One time my mother asked, “how’s that novel coming along?” and I felt angry. 
“If I could ever find some time for myself,” I said, “it would come along just fine.”
“You can’t find any time to write? I’m waiting for those royalties to start rolling in.”
My mood shifted. My mother was the only one who believed I’d ever write anything of value. “I’m writing. It’s just not going anywhere,” I told her. “Guess you need to hang around a little longer if you want to share in the payday.”
That was ten years ago and now, time is running out for my mother. As if to honor that incessantly ticking clock, I stopped writing altogether. This past year, moving her from her own home into first one assisted living arrangement, and then to another, the most I’ve managed is a daily scribbled page in a pen and ink journal. Mundane and trivial. No substance. Like my life these days, my writing feels like pencil stokes on cardboard. 

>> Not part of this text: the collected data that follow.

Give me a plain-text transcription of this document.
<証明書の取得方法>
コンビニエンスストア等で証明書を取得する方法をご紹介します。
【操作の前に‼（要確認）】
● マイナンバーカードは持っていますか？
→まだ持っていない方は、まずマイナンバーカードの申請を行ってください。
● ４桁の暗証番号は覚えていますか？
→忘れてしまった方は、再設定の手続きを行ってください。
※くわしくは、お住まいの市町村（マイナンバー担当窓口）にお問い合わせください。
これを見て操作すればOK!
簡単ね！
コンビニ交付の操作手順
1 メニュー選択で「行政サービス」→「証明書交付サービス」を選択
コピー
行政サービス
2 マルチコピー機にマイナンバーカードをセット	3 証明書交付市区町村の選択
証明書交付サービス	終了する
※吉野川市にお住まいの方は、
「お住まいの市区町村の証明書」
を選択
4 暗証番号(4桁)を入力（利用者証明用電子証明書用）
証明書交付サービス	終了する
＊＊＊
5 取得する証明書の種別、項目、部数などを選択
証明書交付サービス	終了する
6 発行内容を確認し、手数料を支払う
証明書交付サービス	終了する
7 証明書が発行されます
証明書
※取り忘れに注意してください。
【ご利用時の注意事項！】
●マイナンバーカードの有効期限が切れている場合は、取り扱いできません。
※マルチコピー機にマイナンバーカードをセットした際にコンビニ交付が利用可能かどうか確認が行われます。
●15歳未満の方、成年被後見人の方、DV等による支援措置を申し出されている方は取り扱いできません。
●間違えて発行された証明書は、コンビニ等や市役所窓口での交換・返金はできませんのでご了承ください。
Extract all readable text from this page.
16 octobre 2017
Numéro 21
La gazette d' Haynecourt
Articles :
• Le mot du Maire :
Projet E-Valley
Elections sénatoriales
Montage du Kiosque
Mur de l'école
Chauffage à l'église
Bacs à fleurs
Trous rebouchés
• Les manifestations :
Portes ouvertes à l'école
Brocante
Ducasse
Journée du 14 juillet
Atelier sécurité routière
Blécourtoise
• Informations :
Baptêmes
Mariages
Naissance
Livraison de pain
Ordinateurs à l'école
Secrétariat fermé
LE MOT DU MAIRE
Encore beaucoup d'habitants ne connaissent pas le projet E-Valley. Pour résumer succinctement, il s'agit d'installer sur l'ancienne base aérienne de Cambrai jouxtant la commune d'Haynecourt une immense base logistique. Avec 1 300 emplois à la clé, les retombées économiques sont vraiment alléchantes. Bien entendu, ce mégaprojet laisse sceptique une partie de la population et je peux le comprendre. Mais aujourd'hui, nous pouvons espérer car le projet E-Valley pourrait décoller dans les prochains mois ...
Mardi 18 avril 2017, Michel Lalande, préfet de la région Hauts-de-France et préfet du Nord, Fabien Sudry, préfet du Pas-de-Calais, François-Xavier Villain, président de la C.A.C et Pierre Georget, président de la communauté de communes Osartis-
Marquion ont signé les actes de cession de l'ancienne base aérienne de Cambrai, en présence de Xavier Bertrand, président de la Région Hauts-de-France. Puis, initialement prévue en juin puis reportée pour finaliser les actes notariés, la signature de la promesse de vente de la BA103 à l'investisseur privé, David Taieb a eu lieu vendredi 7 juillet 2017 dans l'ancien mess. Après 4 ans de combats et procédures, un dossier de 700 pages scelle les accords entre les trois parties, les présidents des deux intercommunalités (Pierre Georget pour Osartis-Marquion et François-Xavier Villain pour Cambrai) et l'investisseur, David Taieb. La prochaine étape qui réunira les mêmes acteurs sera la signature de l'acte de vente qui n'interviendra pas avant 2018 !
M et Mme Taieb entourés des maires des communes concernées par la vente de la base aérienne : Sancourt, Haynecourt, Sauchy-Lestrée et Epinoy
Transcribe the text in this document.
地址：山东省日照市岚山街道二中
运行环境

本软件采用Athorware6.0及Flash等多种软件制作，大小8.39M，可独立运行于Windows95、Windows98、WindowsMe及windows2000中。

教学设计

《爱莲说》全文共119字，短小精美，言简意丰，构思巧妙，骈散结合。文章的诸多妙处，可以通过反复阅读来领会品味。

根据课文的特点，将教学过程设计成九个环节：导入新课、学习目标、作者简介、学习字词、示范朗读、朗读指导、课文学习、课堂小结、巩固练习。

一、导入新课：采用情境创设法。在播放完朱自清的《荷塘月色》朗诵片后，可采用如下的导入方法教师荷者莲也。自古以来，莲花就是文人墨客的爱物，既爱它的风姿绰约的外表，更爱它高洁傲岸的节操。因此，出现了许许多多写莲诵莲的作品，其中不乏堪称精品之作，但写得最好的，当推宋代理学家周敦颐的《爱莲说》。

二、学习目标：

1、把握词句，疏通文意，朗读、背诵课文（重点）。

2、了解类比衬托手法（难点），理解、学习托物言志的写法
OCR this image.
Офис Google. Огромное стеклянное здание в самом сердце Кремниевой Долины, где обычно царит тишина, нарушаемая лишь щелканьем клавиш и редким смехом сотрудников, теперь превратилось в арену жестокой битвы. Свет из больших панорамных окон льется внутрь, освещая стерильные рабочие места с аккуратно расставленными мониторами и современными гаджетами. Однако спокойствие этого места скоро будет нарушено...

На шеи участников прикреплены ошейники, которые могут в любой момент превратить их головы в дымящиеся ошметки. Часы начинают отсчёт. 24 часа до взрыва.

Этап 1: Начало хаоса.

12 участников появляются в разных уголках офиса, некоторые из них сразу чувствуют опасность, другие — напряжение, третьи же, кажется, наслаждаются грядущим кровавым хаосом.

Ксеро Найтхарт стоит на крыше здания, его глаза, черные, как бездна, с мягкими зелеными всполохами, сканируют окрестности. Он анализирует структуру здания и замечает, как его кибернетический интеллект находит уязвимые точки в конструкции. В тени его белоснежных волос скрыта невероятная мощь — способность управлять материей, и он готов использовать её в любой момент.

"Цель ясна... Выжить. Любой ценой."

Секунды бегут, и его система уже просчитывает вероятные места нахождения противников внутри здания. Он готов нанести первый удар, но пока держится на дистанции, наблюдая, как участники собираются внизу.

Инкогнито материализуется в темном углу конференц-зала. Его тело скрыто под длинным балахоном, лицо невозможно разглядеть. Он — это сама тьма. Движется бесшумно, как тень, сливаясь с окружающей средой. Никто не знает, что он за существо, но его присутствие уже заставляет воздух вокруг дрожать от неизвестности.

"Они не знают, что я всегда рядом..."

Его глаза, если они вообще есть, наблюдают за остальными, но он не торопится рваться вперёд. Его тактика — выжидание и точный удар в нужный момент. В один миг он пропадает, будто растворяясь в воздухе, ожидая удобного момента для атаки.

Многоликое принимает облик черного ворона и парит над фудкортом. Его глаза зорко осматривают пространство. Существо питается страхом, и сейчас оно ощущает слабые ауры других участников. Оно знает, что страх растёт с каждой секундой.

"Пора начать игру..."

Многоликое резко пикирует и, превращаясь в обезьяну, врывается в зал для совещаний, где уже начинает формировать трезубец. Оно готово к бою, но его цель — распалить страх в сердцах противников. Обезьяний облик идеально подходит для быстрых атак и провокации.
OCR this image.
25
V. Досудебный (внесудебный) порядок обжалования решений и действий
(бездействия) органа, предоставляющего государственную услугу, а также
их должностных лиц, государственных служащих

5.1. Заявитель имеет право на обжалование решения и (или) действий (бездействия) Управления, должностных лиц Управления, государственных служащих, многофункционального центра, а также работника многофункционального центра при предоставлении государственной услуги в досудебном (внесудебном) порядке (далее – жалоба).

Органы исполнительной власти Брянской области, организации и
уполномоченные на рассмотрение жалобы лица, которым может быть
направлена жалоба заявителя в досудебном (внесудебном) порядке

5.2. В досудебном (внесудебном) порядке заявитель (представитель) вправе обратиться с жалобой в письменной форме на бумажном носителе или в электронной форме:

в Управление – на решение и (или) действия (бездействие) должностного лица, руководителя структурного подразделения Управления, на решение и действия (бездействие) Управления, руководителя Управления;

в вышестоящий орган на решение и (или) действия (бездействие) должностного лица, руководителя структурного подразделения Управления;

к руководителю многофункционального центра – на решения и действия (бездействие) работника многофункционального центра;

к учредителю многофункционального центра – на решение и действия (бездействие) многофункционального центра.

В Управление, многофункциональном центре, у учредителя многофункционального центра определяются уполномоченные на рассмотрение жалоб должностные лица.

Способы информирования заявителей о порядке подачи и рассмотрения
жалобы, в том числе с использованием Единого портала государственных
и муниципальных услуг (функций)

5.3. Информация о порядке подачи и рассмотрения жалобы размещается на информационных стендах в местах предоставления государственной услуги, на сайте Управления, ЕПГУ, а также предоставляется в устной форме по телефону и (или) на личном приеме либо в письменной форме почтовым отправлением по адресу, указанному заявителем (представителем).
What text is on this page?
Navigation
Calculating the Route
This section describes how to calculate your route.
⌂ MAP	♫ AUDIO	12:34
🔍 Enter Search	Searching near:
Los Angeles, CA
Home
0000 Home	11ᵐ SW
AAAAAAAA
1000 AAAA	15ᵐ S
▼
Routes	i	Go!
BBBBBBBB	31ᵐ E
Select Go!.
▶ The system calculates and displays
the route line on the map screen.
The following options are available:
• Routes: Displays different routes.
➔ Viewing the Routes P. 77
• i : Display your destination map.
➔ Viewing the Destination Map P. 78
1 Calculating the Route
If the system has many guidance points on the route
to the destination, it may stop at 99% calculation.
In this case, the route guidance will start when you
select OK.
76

I have not a thing to complain about and this makes it even harder. Not a reason in the world for depression or upset, yet I manage to schlep around in it. Depression mostly. That glue-like muck that makes every step, every action feel monumental. I see the image of a tar-baby cartoon, each foot and hand stuck and pulling against the resistance of some black, sticky substance. I move through my days, trying to get free of the gunk, paradoxically efforting to move more lightly in this world. It is grim and senseless.
And so in honor of my mother, sweet soul, who faces the swagger of advanced age with a wry humor I do not think I could muster, I dust off the MacBook, fire it up, face a blank screen, and write a minimum three hundred words. It is a start. Don’t die yet, Mother.